Alex Simotas, MD

Hospital for Special Surgery
Board Certified Physiatrist
Specializing In Spine & Sports Medicine

Home > Wellness & Exercise > Behavioral Strategies > Does Posture Matter?

Does Posture Matter?

GOOD POSTURE

  • Will allow you to assume the tallest stature possible.
  • An alignment that allows the most efficient function of your muscles.
  • May help address backache and muscular pain.
  • Contributes to a good appearance.

 

BALANCE & RELAXATION

Posture is the position your spine and body assumes in positions against gravity such as sitting standing or walking.
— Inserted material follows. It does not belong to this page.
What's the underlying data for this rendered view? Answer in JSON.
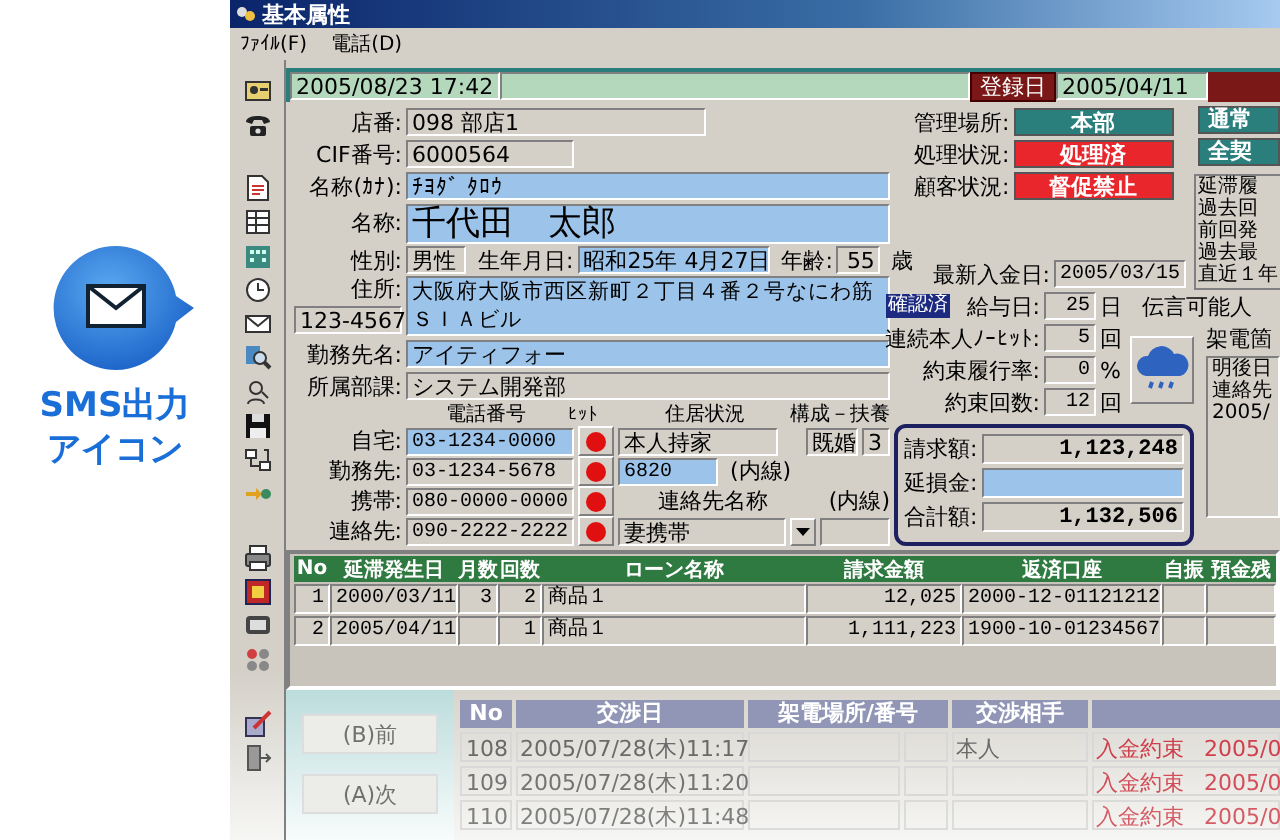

Conceptually this represents an optimal alignment of your joints and will enhance relaxation, and performance. Since every persons spine has a slightly different natural alignment there is no absolute perfect posture. Some people may have a more kyphotic (curved forward) upper spine, others may have an intrinsic scoliosis (curvature to the side). These are deviations of the normal curves in the spine that cannot be reversed by simply standing up straight.

 

TALL AND COMFORTABLE

  • Trying to stand or sit as tall as possible generally results in the best of postures.
  • One good rule of thumb is to imagine someone is holding you up by a hair on the top of your head.
  • Good posture often reflects a balanced state of alertness, and relaxation, of assertiveness and positive self-image. Most of us will lean forward, carry our shoulders more tensed elevated, and “slouch” when we are tired or irritable.
  • For the most part a good posture will result in elongating the spine. It will result in allowing the individual to stand or sit as tall as is possible and do so in a state of relative muscle relaxation.

PROJECT POSITIVE ENERGY

Individuals who maintain better posture often project positive energy appealing and attractive to others. This is also the most efficient functional position for activities. The muscles and bones are best balanced on all sides of the body so that very less energy is expended to hold our body in a given position (sit or stand) and our spinal muscles are left as relaxed as possible. This allows us to reserve energy and move our limbs with the most efficiency and power to execute our activities.

 

COMMON MYTHS ABOUT POSTURE

Bad posture will result in deformities of the spine:
Not true: Spinal deformities such as scoliosis appear to genetic in nature not related to “bad” posture or slouching.

Spine injuries are caused by bad posture:
Although, certain uncomfortable postures may aggravate back and neck pain, there is no evidence that individuals who carry poor posture are prone to spinal injury.

An ideal posture is needed to recover from spine pain problems:
There is no such thing as ideal posture. Also although posture can be helpful with back problems, many individuals will recover from pain without ever giving consideration to their less than ideal posture.

Many causes of bad posture include tense muscles, fatigue, a lack of exercise, poor body image, anxiety and depression. There are a number of specific exercises that will help stretch and relax the major back muscles. Some people find that meditation or other forms of mental relaxation are effective in helping relax the back muscles. Others find treatments and activities such as massage therapy, yoga, tai chi or other regular exercise routines. Treatments such as chiropractic or osteopathic manipulation, etc. to be helpful with both muscle relaxation and posture awareness and improvement.